Steel Products Prices North America

Sheet, Plate Prices Near Parity - Will Plate Get Its Premium Back?

Written by Michael Cowden

Sheet and plate prices are nearing parity for the first time in about a year, the latest sign of a market in flux.

Below is a good way to visualize that trend. The chart below maps out the spread between sheet and plate going back to 2017.

 Plate v HRC Nov 21 2021

If we rewind to mid-November of last year, hot-rolled coil was at $730 per ton ($36.50 per cwt), and plate was at $720 per ton. The $10-per-ton premium sheet carried to plate seemed unusual at the time. That’s because plate in recent years has often carried a spread of several hundred dollars per ton over sheet. The logic: plate is a value-added product that requires more time on the mill, and time is money – so producers are usually able to charge more for it.

As you can see in the chart above, plate’s premium over sheet is more often $10 per cwt – or $200 per ton. And it has at times climbed higher than $300 per ton, as was the case during much of the first half of 2019.

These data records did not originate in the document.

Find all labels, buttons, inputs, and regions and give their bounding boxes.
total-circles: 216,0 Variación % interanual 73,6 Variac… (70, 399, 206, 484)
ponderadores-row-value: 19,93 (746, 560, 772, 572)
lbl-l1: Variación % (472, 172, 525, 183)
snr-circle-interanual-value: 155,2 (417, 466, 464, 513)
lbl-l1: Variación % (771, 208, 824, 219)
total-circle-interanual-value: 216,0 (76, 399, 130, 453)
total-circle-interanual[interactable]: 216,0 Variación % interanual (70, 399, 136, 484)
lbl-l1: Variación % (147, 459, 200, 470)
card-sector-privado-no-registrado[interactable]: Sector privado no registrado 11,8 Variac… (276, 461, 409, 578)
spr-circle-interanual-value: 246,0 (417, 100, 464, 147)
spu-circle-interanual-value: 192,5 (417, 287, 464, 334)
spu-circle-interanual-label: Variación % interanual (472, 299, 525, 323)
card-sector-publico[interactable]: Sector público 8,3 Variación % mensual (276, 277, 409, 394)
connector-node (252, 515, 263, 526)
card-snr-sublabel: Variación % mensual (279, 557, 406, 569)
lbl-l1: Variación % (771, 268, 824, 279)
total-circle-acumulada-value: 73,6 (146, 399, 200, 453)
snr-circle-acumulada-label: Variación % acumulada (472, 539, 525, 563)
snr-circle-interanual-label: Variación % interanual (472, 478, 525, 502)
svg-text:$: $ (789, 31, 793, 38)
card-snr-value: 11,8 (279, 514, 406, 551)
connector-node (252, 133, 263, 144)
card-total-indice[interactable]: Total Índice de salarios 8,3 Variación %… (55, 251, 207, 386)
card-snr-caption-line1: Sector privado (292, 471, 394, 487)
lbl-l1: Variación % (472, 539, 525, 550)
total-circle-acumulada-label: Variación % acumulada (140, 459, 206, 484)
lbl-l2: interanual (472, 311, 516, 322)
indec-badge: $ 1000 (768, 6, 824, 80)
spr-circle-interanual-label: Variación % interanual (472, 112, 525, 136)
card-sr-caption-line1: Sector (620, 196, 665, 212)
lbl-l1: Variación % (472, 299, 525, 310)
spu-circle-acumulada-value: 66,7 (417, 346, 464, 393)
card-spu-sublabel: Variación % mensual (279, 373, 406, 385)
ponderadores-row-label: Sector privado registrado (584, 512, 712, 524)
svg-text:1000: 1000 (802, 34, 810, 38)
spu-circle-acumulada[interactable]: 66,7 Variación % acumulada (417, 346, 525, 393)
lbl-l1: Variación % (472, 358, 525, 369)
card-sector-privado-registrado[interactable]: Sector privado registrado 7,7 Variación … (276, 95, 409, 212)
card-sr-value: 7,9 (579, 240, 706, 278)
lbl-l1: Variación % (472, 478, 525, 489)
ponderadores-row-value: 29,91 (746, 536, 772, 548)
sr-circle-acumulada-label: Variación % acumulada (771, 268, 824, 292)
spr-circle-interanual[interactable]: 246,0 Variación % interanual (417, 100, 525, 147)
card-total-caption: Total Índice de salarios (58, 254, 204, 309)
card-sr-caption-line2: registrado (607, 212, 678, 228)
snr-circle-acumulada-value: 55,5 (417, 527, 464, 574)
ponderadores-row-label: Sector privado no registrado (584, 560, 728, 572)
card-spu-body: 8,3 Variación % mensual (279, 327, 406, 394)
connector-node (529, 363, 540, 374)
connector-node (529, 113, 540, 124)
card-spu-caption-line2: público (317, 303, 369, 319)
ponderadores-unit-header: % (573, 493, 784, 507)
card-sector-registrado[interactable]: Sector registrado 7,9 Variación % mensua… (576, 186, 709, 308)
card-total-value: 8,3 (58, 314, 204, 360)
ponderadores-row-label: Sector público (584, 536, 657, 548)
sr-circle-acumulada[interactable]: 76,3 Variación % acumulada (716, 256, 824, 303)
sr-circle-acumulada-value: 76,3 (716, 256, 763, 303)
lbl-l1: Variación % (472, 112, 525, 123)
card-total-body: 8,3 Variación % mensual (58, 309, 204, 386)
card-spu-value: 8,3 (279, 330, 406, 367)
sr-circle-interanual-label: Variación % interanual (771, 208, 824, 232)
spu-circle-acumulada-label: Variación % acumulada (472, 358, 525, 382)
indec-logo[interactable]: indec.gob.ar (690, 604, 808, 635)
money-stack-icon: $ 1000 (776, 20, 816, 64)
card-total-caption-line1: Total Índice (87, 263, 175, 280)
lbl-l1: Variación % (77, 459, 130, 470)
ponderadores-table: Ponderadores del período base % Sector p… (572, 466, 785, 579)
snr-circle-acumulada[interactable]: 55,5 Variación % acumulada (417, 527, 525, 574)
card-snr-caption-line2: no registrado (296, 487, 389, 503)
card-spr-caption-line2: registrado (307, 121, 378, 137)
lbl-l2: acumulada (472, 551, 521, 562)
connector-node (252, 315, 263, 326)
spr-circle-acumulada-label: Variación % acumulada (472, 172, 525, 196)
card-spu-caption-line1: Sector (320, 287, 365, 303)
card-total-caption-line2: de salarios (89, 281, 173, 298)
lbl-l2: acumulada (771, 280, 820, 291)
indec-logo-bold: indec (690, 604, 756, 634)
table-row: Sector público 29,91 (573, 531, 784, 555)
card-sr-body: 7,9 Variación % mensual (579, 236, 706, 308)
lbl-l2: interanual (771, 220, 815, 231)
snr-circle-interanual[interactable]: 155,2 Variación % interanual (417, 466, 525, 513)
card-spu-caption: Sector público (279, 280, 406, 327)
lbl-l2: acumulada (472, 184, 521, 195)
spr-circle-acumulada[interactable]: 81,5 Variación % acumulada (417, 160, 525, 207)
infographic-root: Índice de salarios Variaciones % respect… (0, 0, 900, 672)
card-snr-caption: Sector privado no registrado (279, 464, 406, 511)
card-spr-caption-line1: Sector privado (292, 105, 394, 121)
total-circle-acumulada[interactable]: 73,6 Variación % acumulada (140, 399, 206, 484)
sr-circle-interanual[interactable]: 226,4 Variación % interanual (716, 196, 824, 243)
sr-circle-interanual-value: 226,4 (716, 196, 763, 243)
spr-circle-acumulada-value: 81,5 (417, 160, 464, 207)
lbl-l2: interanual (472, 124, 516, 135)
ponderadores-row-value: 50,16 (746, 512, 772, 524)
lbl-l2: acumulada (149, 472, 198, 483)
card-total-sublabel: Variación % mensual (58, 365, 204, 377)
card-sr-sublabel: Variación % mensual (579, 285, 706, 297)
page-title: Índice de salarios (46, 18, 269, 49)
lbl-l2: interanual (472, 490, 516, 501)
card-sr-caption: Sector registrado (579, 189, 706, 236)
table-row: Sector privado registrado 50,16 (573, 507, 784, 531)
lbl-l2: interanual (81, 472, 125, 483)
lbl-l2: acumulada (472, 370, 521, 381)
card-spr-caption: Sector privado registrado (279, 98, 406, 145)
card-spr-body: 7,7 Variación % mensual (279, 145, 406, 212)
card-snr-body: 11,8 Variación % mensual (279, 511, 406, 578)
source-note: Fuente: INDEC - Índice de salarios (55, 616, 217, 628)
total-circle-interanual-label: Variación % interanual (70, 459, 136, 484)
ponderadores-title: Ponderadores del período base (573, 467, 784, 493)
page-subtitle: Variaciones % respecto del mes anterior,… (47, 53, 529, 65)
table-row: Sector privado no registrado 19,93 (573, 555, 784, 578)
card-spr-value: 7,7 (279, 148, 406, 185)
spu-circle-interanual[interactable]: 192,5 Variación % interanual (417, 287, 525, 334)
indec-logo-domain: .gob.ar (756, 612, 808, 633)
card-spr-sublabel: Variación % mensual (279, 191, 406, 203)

Like a lot of things, the sheet-plate spread started out 2020 looking relatively normal. Between $100-150 per ton – not the $200 per ton mills might like, but still worth their time to make. And while prices collapsed for both sheet and plate in the second quarter of 2020 following the outbreak of the pandemic, that spread remained roughly intact.

The trouble started when demand unexpectedly snapped back in the second half of 2020 – catching both producers and consumers by surprise.

Prices for both products bottomed out in mid-August 2020: $440 per ton for sheet and $590 per ton for plate – a spread of $150 per ton. But sheet staged a much stronger comeback than plate. The sharp rebound in demand was largely for consumer goods – cars and appliances, which are sheet intensive. Plate is more exposed to construction and energy markets, which lagged the initial recovery.

By the end of last year sheet was at $985 per ton and plate at $875 per ton – meaning sheet had within just a few months established a more than $100-per-ton premium over plate. And sheet’s premium over plate only increased from there, approaching $300 per ton this summer as steel prices continued their epic rally.

Why would mills let that happen? Simply put, sheet is an easier product to make. So, if a mill can make both, why not devote as much time and hot metal as possible to coil. Think of it this way: If diners are willing to pay more for burgers than steak, why not sell as many burgers as possible?

Similar dislocations have occurred in long products. Wire rod is more demanding to make than reinforcing bar and so typically costs more. But when construction markets heat up, rebar, a comparatively basic product, can hold a premium over rod.

The trend of sheet holding a premium over plate began to reverse in September, around when sheet prices peaked at $1,955 per ton.

Sheet prices have since fallen $125 per ton to $1,830 per ton, according to SMU’s interactive price tool. Plate prices, in contrast, have risen modestly from $1,775 per ton to $1,805 per ton on mill price hikes and expectations of higher scrap prices. Plate is now only $25 per ton away from being at parity with sheet.

Will plate regain a premium of $200 per ton or more over sheet in the months ahead? That depends on whether the declines seen in hot-rolled coil since early September continue and on whether plate will manage to buck that trend and move higher or at least not lose ground.

With the rig count up, signaling better days ahead for energy, and the infrastructure investment bill signed into law, the hope is that better days are ahead for plate.